Under the new stewardship and voting strategy, they will vote more directly against responsible directors wherever feasible, USS stated in a statement. As long-term investors, they will do this if the firm has not published its climate transition strategy, has not met diversity goals, or if CEO remuneration is not aligned with corporate performance.
“Having a much more personal approach to vote is more likely to generate change,” said David Russell, USS’s head of responsible investment. Colin Baines, stewardship manager at Border to Coast, stated that voting against management was “one of the most effective techniques of altering corporate conduct accessible to investors”.

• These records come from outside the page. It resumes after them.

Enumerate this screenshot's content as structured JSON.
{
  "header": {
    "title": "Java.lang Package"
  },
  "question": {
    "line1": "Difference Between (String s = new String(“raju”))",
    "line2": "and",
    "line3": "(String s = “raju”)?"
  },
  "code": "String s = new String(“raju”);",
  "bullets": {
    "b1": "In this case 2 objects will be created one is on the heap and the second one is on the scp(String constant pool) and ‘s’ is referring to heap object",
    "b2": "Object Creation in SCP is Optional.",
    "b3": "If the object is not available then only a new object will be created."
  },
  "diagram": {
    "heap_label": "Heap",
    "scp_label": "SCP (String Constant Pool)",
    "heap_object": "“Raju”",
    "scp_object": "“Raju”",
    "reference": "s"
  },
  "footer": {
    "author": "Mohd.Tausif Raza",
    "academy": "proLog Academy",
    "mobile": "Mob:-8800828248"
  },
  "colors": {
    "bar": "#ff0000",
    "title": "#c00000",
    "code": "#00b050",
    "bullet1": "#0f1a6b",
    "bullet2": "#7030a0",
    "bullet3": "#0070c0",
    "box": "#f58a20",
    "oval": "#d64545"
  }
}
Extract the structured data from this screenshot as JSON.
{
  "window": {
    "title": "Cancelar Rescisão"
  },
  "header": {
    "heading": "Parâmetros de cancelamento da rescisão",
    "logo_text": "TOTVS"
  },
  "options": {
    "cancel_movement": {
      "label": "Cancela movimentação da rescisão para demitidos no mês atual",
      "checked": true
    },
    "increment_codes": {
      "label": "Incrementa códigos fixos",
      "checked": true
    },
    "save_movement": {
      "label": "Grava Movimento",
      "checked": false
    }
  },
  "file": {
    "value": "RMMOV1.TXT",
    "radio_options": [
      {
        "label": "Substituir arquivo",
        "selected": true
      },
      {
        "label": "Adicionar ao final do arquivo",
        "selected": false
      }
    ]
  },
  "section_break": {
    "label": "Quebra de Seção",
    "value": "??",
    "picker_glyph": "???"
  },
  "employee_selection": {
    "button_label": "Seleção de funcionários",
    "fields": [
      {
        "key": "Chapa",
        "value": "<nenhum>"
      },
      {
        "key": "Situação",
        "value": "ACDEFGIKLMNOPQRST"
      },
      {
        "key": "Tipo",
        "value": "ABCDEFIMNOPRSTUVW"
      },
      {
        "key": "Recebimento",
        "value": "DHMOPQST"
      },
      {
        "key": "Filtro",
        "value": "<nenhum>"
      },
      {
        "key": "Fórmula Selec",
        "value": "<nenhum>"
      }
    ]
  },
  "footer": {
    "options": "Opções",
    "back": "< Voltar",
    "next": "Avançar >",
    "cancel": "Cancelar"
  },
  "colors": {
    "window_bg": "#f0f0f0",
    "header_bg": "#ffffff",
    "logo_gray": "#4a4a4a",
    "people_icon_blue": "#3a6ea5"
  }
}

Why there is a need to use the power of vote (if required) against oil companies?
BP announced in February that it sought to decrease emissions from fuels supplied to consumers by 20% to 30% by 2030, down from a previous target of 35% to 40%, and that it aimed to reduce overall emissions to zero by 2050. Shell has vowed to be a net zero carbon firm by 2050, with total carbon emissions peaking at about 1.7 billion tonnes in 2018.
BP and Shell have pledged to reduce carbon emissions to zero by 2050. Yet, environmentalists and some shareholders have criticized them for not reforming their operations faster. Concerns have been heightened by BP’s decision to scale down its pledge to reduce oil and gas output by 2030, as well as statements from Shell’s recently appointed CEO that the company may produce more oil for a longer period.
In response to heightened worries about energy security caused by Russia’s war in Ukraine, BP’s Bernard Looney stated that the company’s oil and gas output will decline only 25% by 2030 compared to 2019 levels, down from a previous aim of 40%. Shell’s Wael Sawan is reconsidering an earlier vow to allow oil output to decrease by 1 to 2% yearly.
£91bn Universities Superannuation Society, one of the largest pension systems in the UK, said BP and Shell’s statements might imply a weakening of earlier stances on climate change, which will be included in USS votes at annual shareholder meetings in May. USS also wants to vote against directors of oil corporations that refuse to offer a breakdown of spending on initiatives that increase their carbon footprint, as well as any banks that fail to reveal their climate transition plans.
£38.3bn Border to Coast has also said that it will vote against the reappointment of Shell chairman Andrew Mackenzie and BP chairman Helge Lund. Under a revised stewardship policy, the chairs of Total, Petrobas, and Eni may also risk a negative vote.
The pension system will vote against the chairperson of oil firms that fail to set short, medium, and long-term emission reduction objectives, as well as those that do not incorporate climate risks into their business strategy and capital expenditure choices, under the new policy.
According to Simon Rawson, the director of corporate engagement at ShareAction, a nonprofit that promotes ethical investing, some investors were “not surprised” by BP’s decision to backtrack on its output reduction pledge. The decision was applauded by Ethics for USS, a consortium of academics advocating for the pension system to take action in response to climate dangers.
According to Paul Kinnersley, a member of Ethics for USS, USS should also stop supporting all new fossil fuel ventures and divest immediately from fossil fuel businesses that are not rapidly reducing emissions. Railpen, which administers £35 billion for British railway employees, announced in December that it would vote against the chairs of firms that failed to deliver a realistic response to climate change.
The last line.
Institutional investors have traditionally been hesitant to target individual directors, thinking that doing so might make potential board recruits less likely to accept posts. Yet, asset managers such as BlackRock and Fidelity International are aggressively targeting board members due to a lack of action on climate change.